Microscope Dual-Blast

New art exhibit is the definition of introspective

Thomas Deerinck isn't your typical artiste.

"First and foremost, I am a microscopist and research scientist," he says. "But if you would call a nature photographer an artist, then I'll proudly accept the title."

Trained in electron microscopy, Deerinck has spent the last 25 years developing cutting-edge, high-resolution biological imagery at the University of California, San Diego's National Center for Microscopy and Imaging Research.

This Friday, Deerinck adds the title of artist to his lauded résumé as he takes part in the fourth annual Art of Systems Biology and Nanoscience alongside Drew Berry, a biomedical animator at the Walter and Eliza Hall Institute of Medical Research in Melbourne, Australia.

Organized by the University of New Mexico Cancer Center and Los Alamos National Laboratory, the two-day event also includes symposiums, public lectures and a kid-friendly, interactive experiment zone.

The art exhibit part features spectacular, vivid photo micrographs and scientific illustrations by Deerinck, as well as vivid animation from Berry, who produced the video for Björk's "Biophilia: Hollow."

"Doing microphotography of nature requires many of the same skills as does conventional photography," Deerinck tells SFR. "Microscopy is meant to capture information in the subject and relay it to the observer in a meaningful way."

The merging of the scientific with the artistic, Deerinck says, results from the influence of his wife Karla, an abstract impressionist painter. It was through her, he says, that his work became polished in an "artistic and impactful matter." 

Deerinck hopes his endeavor pushes spectators to reevaluate their concept of beauty.

"The microscopic world all around us is just as beautiful as the rest of nature, but goes mostly unappreciated because it is normally out of sight," he explains. "As hard as it is to believe, there are vistas just as breathtakingly beautiful as Yosemite or Taos that are no larger than a grain of sand; you just need to know where to look."

The brain, the scientist points out, is among the best organs on which to train a microscope. He calls it “one of the most elegant and complex structures in the known universe.”

“You don’t have to look very far in the brain with a microscope to find incredible beauty,” Deerinck, who has co-authored more than 150 scientific articles, says.

For Dr. Janet Oliver, lead event organizer and regents’ professor of pathology at UNM, Art of Systems pulls double duty as an outreach program of sorts.

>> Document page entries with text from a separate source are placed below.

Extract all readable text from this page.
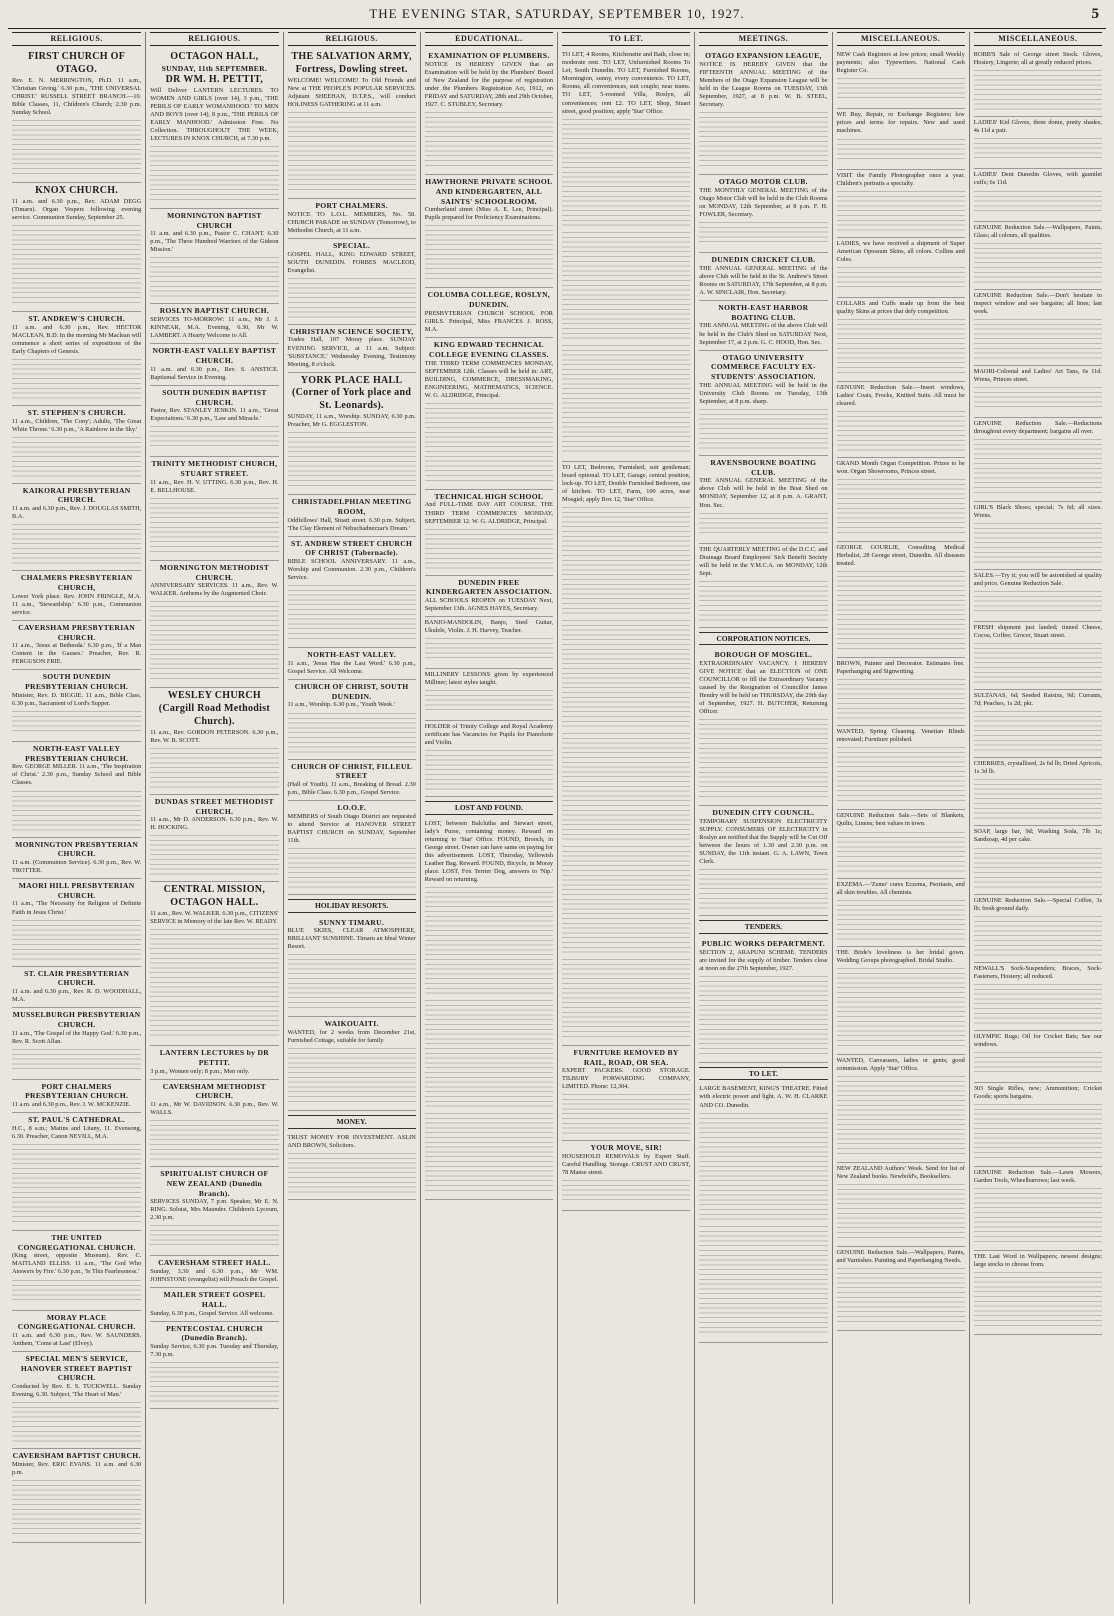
THE EVENING STAR, SATURDAY, SEPTEMBER 10, 1927.	5
RELIGIOUS.
FIRST CHURCH OF OTAGO.

Rev. E. N. MERRINGTON, Ph.D. 11 a.m., 'Christian Giving.' 6.30 p.m., 'THE UNIVERSAL CHRIST.' RUSSELL STREET BRANCH.—10. Bible Classes, 11, Children's Church; 2.30 p.m. Sunday School.

KNOX CHURCH.

11 a.m. and 6.30 p.m., Rev. ADAM DEGG (Timaru). Organ Vespers following evening service. Communion Sunday, September 25.

ST. ANDREW'S CHURCH.

11 a.m. and 6.30 p.m., Rev. HECTOR MACLEAN, B.D. In the morning Mr Maclean will commence a short series of expositions of the Early Chapters of Genesis.

ST. STEPHEN'S CHURCH.

11 a.m., Children, 'The Cony'; Adults, 'The Great White Throne.' 6.30 p.m., 'A Rainbow in the Sky.'

KAIKORAI PRESBYTERIAN CHURCH.

11 a.m. and 6.30 p.m., Rev. J. DOUGLAS SMITH, B.A.

CHALMERS PRESBYTERIAN CHURCH,

Lower York place. Rev. JOHN FRINGLE, M.A. 11 a.m., 'Stewardship.' 6.30 p.m., Communion service.

CAVERSHAM PRESBYTERIAN CHURCH.

11 a.m., 'Jesus at Bethesda.' 6.30 p.m., 'If a Man Content in the Gauses.' Preacher, Rev. R. FERGUSON FRIE.

SOUTH DUNEDIN PRESBYTERIAN CHURCH.

Minister, Rev. D. BIGGIE. 11 a.m., Bible Class. 6.30 p.m., Sacrament of Lord's Supper.

NORTH-EAST VALLEY PRESBYTERIAN CHURCH.

Rev. GEORGE MILLER. 11 a.m., 'The Inspiration of Christ.' 2.30 p.m., Sunday School and Bible Classes.

MORNINGTON PRESBYTERIAN CHURCH.

11 a.m. (Communion Service). 6.30 p.m., Rev. W. TROTTER.

MAORI HILL PRESBYTERIAN CHURCH.

11 a.m., 'The Necessity for Religion of Definite Faith in Jesus Christ.'

ST. CLAIR PRESBYTERIAN CHURCH.

11 a.m. and 6.30 p.m., Rev. R. D. WOODHALL, M.A.

MUSSELBURGH PRESBYTERIAN CHURCH.

11 a.m., 'The Gospel of the Happy God.' 6.30 p.m., Rev. R. Scott Allan.

PORT CHALMERS PRESBYTERIAN CHURCH.

11 a.m. and 6.30 p.m., Rev. J. W. MCKENZIE.

ST. PAUL'S CATHEDRAL.

H.C., 8 a.m.; Matins and Litany, 11. Evensong, 6.30. Preacher, Canon NEVILL, M.A.

THE UNITED CONGREGATIONAL CHURCH.

(King street, opposite Museum). Rev. C. MAITLAND ELLISS. 11 a.m., 'The God Who Answers by Fire.' 6.30 p.m., 'Is This Fearlessness.'

MORAY PLACE CONGREGATIONAL CHURCH.

11 a.m. and 6.30 p.m., Rev. W. SAUNDERS. Anthem, 'Come at Last' (Elvey).

SPECIAL MEN'S SERVICE, HANOVER STREET BAPTIST CHURCH.

Conducted by Rev. E. S. TUCKWELL. Sunday Evening, 6.30. Subject, 'The Heart of Man.'

CAVERSHAM BAPTIST CHURCH.

Minister, Rev. ERIC EVANS. 11 a.m. and 6.30 p.m.

RELIGIOUS.
OCTAGON HALL,
SUNDAY, 11th SEPTEMBER.
DR WM. H. PETTIT,

Will Deliver LANTERN LECTURES. TO WOMEN AND GIRLS (over 14), 3 p.m., 'THE PERILS OF EARLY WOMANHOOD.' TO MEN AND BOYS (over 14), 8 p.m., 'THE PERILS OF EARLY MANHOOD.' Admission Free. No Collection. THROUGHOUT THE WEEK, LECTURES IN KNOX CHURCH, at 7.30 p.m.

MORNINGTON BAPTIST CHURCH

11 a.m. and 6.30 p.m., Pastor C. CHANT. 6.30 p.m., 'The Three Hundred Warriors of the Gideon Mission.'

ROSLYN BAPTIST CHURCH.

SERVICES TO-MORROW: 11 a.m., Mr J. J. KINNEAR, M.A. Evening, 6.30, Mr W. LAMBERT. A Hearty Welcome to All.

NORTH-EAST VALLEY BAPTIST CHURCH.

11 a.m. and 6.30 p.m., Rev. S. ANSTICE. Baptismal Service in Evening.

SOUTH DUNEDIN BAPTIST CHURCH.

Pastor, Rev. STANLEY JENKIN. 11 a.m., 'Great Expectations.' 6.30 p.m., 'Law and Miracle.'

TRINITY METHODIST CHURCH, STUART STREET.

11 a.m., Rev. H. V. UTTING. 6.30 p.m., Rev. H. E. BELLHOUSE.

MORNINGTON METHODIST CHURCH.

ANNIVERSARY SERVICES. 11 a.m., Rev. W. WALKER. Anthems by the Augmented Choir.

WESLEY CHURCH (Cargill Road Methodist Church).

11 a.m., Rev. GORDON PETERSON. 6.30 p.m., Rev. W. B. SCOTT.

DUNDAS STREET METHODIST CHURCH.

11 a.m., Mr D. ANDERSON. 6.30 p.m., Rev. W. H. HOCKING.

CENTRAL MISSION, OCTAGON HALL.

11 a.m., Rev. W. WALKER. 6.30 p.m., CITIZENS' SERVICE in Memory of the late Rev. W. READY.

LANTERN LECTURES by DR PETTIT.

3 p.m., Women only; 8 p.m., Men only.

CAVERSHAM METHODIST CHURCH.

11 a.m., Mr W. DAVIDSON. 6.30 p.m., Rev. W. WALLS.

SPIRITUALIST CHURCH OF NEW ZEALAND (Dunedin Branch).

SERVICES SUNDAY, 7 p.m. Speaker, Mr E. N. RING. Soloist, Mrs Maunder. Children's Lyceum, 2.30 p.m.

CAVERSHAM STREET HALL.

Sunday, 3.30 and 6.30 p.m., Mr WM. JOHNSTONE (evangelist) will Preach the Gospel.

MAILER STREET GOSPEL HALL.

Sunday, 6.30 p.m., Gospel Service. All welcome.

PENTECOSTAL CHURCH (Dunedin Branch).

Sunday Service, 6.30 p.m. Tuesday and Thursday, 7.30 p.m.

RELIGIOUS.
THE SALVATION ARMY, Fortress, Dowling street.

WELCOME! WELCOME! To Old Friends and New at THE PEOPLE'S POPULAR SERVICES. Adjutant SHEEHAN, D.T.P.S., will conduct HOLINESS GATHERING at 11 a.m.

PORT CHALMERS.

NOTICE TO L.O.L. MEMBERS, No. 58. CHURCH PARADE on SUNDAY (Tomorrow), to Methodist Church, at 11 a.m.

SPECIAL.

GOSPEL HALL, KING EDWARD STREET, SOUTH DUNEDIN. FORBES MACLEOD, Evangelist.

CHRISTIAN SCIENCE SOCIETY,

Trades Hall, 107 Moray place. SUNDAY EVENING SERVICE, at 11 a.m. Subject: 'SUBSTANCE.' Wednesday Evening, Testimony Meeting, 8 o'clock.

YORK PLACE HALL (Corner of York place and St. Leonards).

SUNDAY, 11 a.m., Worship. SUNDAY, 6.30 p.m. Preacher, Mr G. EGGLESTON.

CHRISTADELPHIAN MEETING ROOM,

Oddfellows' Hall, Stuart street. 6.30 p.m. Subject, 'The Clay Element of Nebuchadnezzar's Dream.'

ST. ANDREW STREET CHURCH OF CHRIST (Tabernacle).

BIBLE SCHOOL ANNIVERSARY. 11 a.m., Worship and Communion. 2.30 p.m., Children's Service.

NORTH-EAST VALLEY.

11 a.m., 'Jesus Has the Last Word.' 6.30 p.m., Gospel Service. All Welcome.

CHURCH OF CHRIST, SOUTH DUNEDIN.

11 a.m., Worship. 6.30 p.m., 'Youth Week.'

CHURCH OF CHRIST, FILLEUL STREET

(Hall of Youth). 11 a.m., Breaking of Bread. 2.30 p.m., Bible Class. 6.30 p.m., Gospel Service.

I.O.O.F.

MEMBERS of South Otago District are requested to attend Service at HANOVER STREET BAPTIST CHURCH on SUNDAY, September 11th.

HOLIDAY RESORTS.
SUNNY TIMARU.

BLUE SKIES, CLEAR ATMOSPHERE, BRILLIANT SUNSHINE. Timaru an Ideal Winter Resort.

WAIKOUAITI.

WANTED, for 2 weeks from December 21st, Furnished Cottage, suitable for family.

MONEY.

TRUST MONEY FOR INVESTMENT. ASLIN AND BROWN, Solicitors.

EDUCATIONAL.
EXAMINATION OF PLUMBERS.

NOTICE IS HEREBY GIVEN that an Examination will be held by the Plumbers' Board of New Zealand for the purpose of registration under the Plumbers Registration Act, 1912, on FRIDAY and SATURDAY, 28th and 29th October, 1927. C. STUBLEY, Secretary.

HAWTHORNE PRIVATE SCHOOL AND KINDERGARTEN, ALL SAINTS' SCHOOLROOM.

Cumberland street (Miss A. E. Lee, Principal). Pupils prepared for Proficiency Examinations.

COLUMBA COLLEGE, ROSLYN, DUNEDIN.

PRESBYTERIAN CHURCH SCHOOL FOR GIRLS. Principal, Miss FRANCES J. ROSS, M.A.

KING EDWARD TECHNICAL COLLEGE EVENING CLASSES.

THE THIRD TERM COMMENCES MONDAY, SEPTEMBER 12th. Classes will be held in: ART, BUILDING, COMMERCE, DRESSMAKING, ENGINEERING, MATHEMATICS, SCIENCE. W. G. ALDRIDGE, Principal.

TECHNICAL HIGH SCHOOL

And FULL-TIME DAY ART COURSE. THE THIRD TERM COMMENCES MONDAY, SEPTEMBER 12. W. G. ALDRIDGE, Principal.

DUNEDIN FREE KINDERGARTEN ASSOCIATION.

ALL SCHOOLS REOPEN on TUESDAY Next, September 13th. AGNES HAYES, Secretary.

BANJO-MANDOLIN, Banjo, Steel Guitar, Ukulele, Violin. J. H. Harvey, Teacher.

MILLINERY LESSONS given by experienced Milliner; latest styles taught.

HOLDER of Trinity College and Royal Academy certificate has Vacancies for Pupils for Pianoforte and Violin.

LOST AND FOUND.

LOST, between Balclutha and Stewart street, lady's Purse, containing money. Reward on returning to 'Star' Office. FOUND, Brooch, in George street. Owner can have same on paying for this advertisement. LOST, Thursday, Yellowish Leather Bag. Reward. FOUND, Bicycle, in Moray place. LOST, Fox Terrier Dog, answers to 'Nip.' Reward on returning.

TO LET.

TO LET, 4 Rooms, Kitchenette and Bath, close in; moderate rent. TO LET, Unfurnished Rooms To Let, South Dunedin. TO LET, Furnished Rooms, Mornington, sunny, every convenience. TO LET, Rooms, all conveniences, suit couple; near trams. TO LET, 5-roomed Villa, Roslyn, all conveniences; rent £2. TO LET, Shop, Stuart street, good position; apply 'Star' Office.

TO LET, Bedroom, Furnished, suit gentleman; board optional. TO LET, Garage, central position, lock-up. TO LET, Double Furnished Bedroom, use of kitchen. TO LET, Farm, 100 acres, near Mosgiel; apply Box 12, 'Star' Office.

FURNITURE REMOVED BY RAIL, ROAD, OR SEA.

EXPERT PACKERS. GOOD STORAGE. TILBURY FORWARDING COMPANY, LIMITED. Phone: 12,304.

YOUR MOVE, SIR!

HOUSEHOLD REMOVALS by Expert Staff. Careful Handling. Storage. CRUST AND CRUST, 78 Manse street.

MEETINGS.
OTAGO EXPANSION LEAGUE,

NOTICE IS HEREBY GIVEN that the FIFTEENTH ANNUAL MEETING of the Members of the Otago Expansion League will be held in the League Rooms on TUESDAY, 13th September, 1927, at 8 p.m. W. B. STEEL, Secretary.

OTAGO MOTOR CLUB.

THE MONTHLY GENERAL MEETING of the Otago Motor Club will be held in the Club Rooms on MONDAY, 12th September, at 8 p.m. F. H. FOWLER, Secretary.

DUNEDIN CRICKET CLUB.

THE ANNUAL GENERAL MEETING of the above Club will be held in the St. Andrew's Street Rooms on SATURDAY, 17th September, at 8 p.m. A. W. SINCLAIR, Hon. Secretary.

NORTH-EAST HARBOR BOATING CLUB.

THE ANNUAL MEETING of the above Club will be held in the Club's Shed on SATURDAY Next, September 17, at 2 p.m. G. C. HOOD, Hon. Sec.

OTAGO UNIVERSITY COMMERCE FACULTY EX-STUDENTS' ASSOCIATION.

THE ANNUAL MEETING will be held in the University Club Rooms on Tuesday, 13th September, at 8 p.m. sharp.

RAVENSBOURNE BOATING CLUB.

THE ANNUAL GENERAL MEETING of the above Club will be held in the Boat Shed on MONDAY, September 12, at 8 p.m. A. GRANT, Hon. Sec.

THE QUARTERLY MEETING of the D.C.C. and Drainage Board Employees' Sick Benefit Society will be held in the Y.M.C.A. on MONDAY, 12th Sept.

CORPORATION NOTICES.
BOROUGH OF MOSGIEL.

EXTRAORDINARY VACANCY. I HEREBY GIVE NOTICE that an ELECTION of ONE COUNCILLOR to fill the Extraordinary Vacancy caused by the Resignation of Councillor James Hendry will be held on THURSDAY, the 29th day of September, 1927. H. BUTCHER, Returning Officer.

DUNEDIN CITY COUNCIL.

TEMPORARY SUSPENSION ELECTRICITY SUPPLY. CONSUMERS OF ELECTRICITY in Roslyn are notified that the Supply will be Cut Off between the hours of 1.30 and 2.30 p.m. on SUNDAY, the 11th instant. G. A. LAWN, Town Clerk.

TENDERS.
PUBLIC WORKS DEPARTMENT.

SECTION 2, ARAPUNI SCHEME. TENDERS are invited for the supply of timber. Tenders close at noon on the 27th September, 1927.

TO LET.

LARGE BASEMENT, KING'S THEATRE. Fitted with electric power and light. A. W. H. CLARKE AND CO. Dunedin.

MISCELLANEOUS.

NEW Cash Registers at low prices; small Weekly payments; also Typewriters. National Cash Register Co.

WE Buy, Repair, or Exchange Registers; low prices and terms for repairs. New and used machines.

VISIT the Family Photographer once a year. Children's portraits a specialty.

LADIES, we have received a shipment of Super American Opossum Skins, all colors. Collins and Coles.

COLLARS and Cuffs made up from the best quality Skins at prices that defy competition.

GENUINE Reduction Sale.—Insert windows, Ladies' Coats, Frocks, Knitted Suits. All must be cleared.

GRAND Month Organ Competition. Prizes to be won. Organ Showrooms, Princes street.

GEORGE GOURLIE, Consulting Medical Herbalist, 28 George street, Dunedin. All diseases treated.

BROWN, Painter and Decorator. Estimates free. Paperhanging and Signwriting.

WANTED, Spring Cleaning. Venetian Blinds renovated; Furniture polished.

GENUINE Reduction Sale.—Sets of Blankets, Quilts, Linens; best values in town.

EXZEMA.—'Zemo' cures Eczema, Psoriasis, and all skin troubles. All chemists.

THE Bride's loveliness is her bridal gown. Wedding Groups photographed. Bridal Studio.

WANTED, Canvassers, ladies or gents; good commission. Apply 'Star' Office.

NEW ZEALAND Authors' Week. Send for list of New Zealand books. Newbold's, Booksellers.

GENUINE Reduction Sale.—Wallpapers, Paints, and Varnishes. Painting and Paperhanging Needs.

MISCELLANEOUS.

ROBB'S Sale of George street Stock. Gloves, Hosiery, Lingerie; all at greatly reduced prices.

LADIES' Kid Gloves, three dome, pretty shades; 4s 11d a pair.

LADIES' Dent Dunedin Gloves, with gauntlet cuffs; 6s 11d.

GENUINE Reduction Sale.—Wallpapers, Paints, Glass; all colours, all qualities.

GENUINE Reduction Sale.—Don't hesitate to inspect window and see bargains; all lines; last week.

MAORI-Colonial and Ladies' Art Tans, 6s 11d. Wrens, Princes street.

GENUINE Reduction Sale.—Reductions throughout every department; bargains all over.

GIRL'S Black Shoes; special; 7s 6d; all sizes. Wrens.

SALES.—Try it; you will be astonished at quality and price. Genuine Reduction Sale.

FRESH shipment just landed; tinned Cheese, Cocoa, Coffee; Grocer, Stuart street.

SULTANAS, 6d; Seeded Raisins, 9d; Currants, 7d; Peaches, 1s 2d; pkt.

CHERRIES, crystallised, 2s 6d lb; Dried Apricots, 1s 3d lb.

SOAP, large bar, 9d; Washing Soda, 7lb 1s; Sandsoap, 4d per cake.

GENUINE Reduction Sale.—Special Coffee, 3s lb; fresh ground daily.

NEWALL'S Sock-Suspenders; Braces, Sock-Fasteners, Hosiery; all reduced.

OLYMPIC Rugs; Oil for Cricket Bats; See our windows.

303 Single Rifles, new; Ammunition; Cricket Goods; sports bargains.

GENUINE Reduction Sale.—Lawn Mowers, Garden Tools, Wheelbarrows; last week.

THE Last Word in Wallpapers; newest designs; large stocks to choose from.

“We scientists see beautiful things in our microscopes every day,” she says. “We’d like to share them with people, partly because they’re beautiful, and partly to make people interested in science through these images.”

“People will see some pretty amazing things,” Deerinck advances. “They’ll see micrographs recorded using some of the most sophisticated microscopes in the world, including a one-of-a-kind, million-dollar laser microscope that shines a quantum pulse of photons on a specimen 100 million times a second to reveal the amazing structure deep inside cells and tissues.”

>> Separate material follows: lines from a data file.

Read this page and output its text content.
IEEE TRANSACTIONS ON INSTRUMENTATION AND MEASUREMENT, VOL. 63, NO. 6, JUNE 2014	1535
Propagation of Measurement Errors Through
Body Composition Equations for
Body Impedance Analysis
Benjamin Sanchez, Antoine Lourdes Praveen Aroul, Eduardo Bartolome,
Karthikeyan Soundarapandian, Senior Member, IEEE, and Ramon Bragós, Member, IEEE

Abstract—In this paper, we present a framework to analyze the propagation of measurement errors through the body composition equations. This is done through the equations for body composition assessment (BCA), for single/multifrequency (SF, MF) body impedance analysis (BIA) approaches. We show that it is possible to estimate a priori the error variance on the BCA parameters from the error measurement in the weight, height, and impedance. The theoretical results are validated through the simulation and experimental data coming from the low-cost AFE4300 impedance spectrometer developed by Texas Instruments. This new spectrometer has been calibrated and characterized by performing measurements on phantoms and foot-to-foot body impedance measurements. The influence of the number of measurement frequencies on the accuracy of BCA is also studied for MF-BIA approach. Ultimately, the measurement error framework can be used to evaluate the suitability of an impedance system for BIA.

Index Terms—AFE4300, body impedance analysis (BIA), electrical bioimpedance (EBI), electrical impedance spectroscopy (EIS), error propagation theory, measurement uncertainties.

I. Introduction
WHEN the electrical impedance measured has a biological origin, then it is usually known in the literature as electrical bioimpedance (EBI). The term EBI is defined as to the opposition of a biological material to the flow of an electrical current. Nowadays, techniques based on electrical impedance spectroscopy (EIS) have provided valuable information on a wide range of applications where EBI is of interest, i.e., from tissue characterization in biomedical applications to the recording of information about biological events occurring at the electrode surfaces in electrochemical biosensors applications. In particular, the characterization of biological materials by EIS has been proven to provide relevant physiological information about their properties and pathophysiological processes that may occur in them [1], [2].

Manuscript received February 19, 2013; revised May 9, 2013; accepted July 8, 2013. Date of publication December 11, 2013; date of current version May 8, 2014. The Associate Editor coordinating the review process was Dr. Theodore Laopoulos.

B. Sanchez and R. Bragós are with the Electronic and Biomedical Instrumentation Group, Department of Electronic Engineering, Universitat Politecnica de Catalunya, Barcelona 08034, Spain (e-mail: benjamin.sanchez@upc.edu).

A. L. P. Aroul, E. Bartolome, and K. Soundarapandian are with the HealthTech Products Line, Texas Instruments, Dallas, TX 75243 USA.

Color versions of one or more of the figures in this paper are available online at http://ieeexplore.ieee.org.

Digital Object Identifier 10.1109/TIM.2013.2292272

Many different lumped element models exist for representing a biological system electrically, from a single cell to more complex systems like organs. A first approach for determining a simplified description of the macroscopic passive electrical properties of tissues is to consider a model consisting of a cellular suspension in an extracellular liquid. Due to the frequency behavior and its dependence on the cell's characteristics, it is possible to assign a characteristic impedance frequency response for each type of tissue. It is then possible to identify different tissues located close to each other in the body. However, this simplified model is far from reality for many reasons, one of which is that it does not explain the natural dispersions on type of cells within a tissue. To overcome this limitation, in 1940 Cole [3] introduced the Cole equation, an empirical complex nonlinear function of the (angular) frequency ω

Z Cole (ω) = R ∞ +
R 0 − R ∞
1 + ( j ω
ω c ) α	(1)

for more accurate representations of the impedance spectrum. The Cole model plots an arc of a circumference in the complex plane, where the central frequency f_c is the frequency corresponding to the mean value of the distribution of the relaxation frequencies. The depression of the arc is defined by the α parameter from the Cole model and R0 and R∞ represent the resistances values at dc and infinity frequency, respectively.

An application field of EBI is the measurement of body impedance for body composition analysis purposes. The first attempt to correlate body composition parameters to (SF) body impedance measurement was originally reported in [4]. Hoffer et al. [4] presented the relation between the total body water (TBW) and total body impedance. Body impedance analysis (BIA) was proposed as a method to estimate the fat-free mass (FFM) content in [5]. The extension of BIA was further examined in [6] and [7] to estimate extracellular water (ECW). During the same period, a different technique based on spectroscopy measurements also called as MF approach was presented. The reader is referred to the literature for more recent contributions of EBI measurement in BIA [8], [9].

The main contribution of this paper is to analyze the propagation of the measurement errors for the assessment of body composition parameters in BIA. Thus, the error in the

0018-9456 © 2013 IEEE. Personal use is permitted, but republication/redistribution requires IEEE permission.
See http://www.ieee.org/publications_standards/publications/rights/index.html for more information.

If you’ve made it this far, it’s clear that all expectations for cowboys and horses should be left at the door.

Deerinck’s subjects run the gamut from genetically mutated flies that age prematurely; to HIV particles “as large as golf balls” attacking a cell; and the cancer cells of Henrietta Lacks, which were cultured before her death in 1951 to create an “immortal” cell line for biomedical research that’s still used today.

The partnership between Deerinck—who Oliver says, “has the soul of an artist”—and visionary Berry gives attendees a unique opportunity to admire the latest nano-imagery can offer, as well as what it could soon evolve to.

“The work I am presenting is what the current state-of-the-art microscopes allow us to see,” Deerinck says.

“Drew Berry’s imagery shows us what may be possible 50 to 100 years from now.”

Friday, March 29 and Saturday, March 30. Free.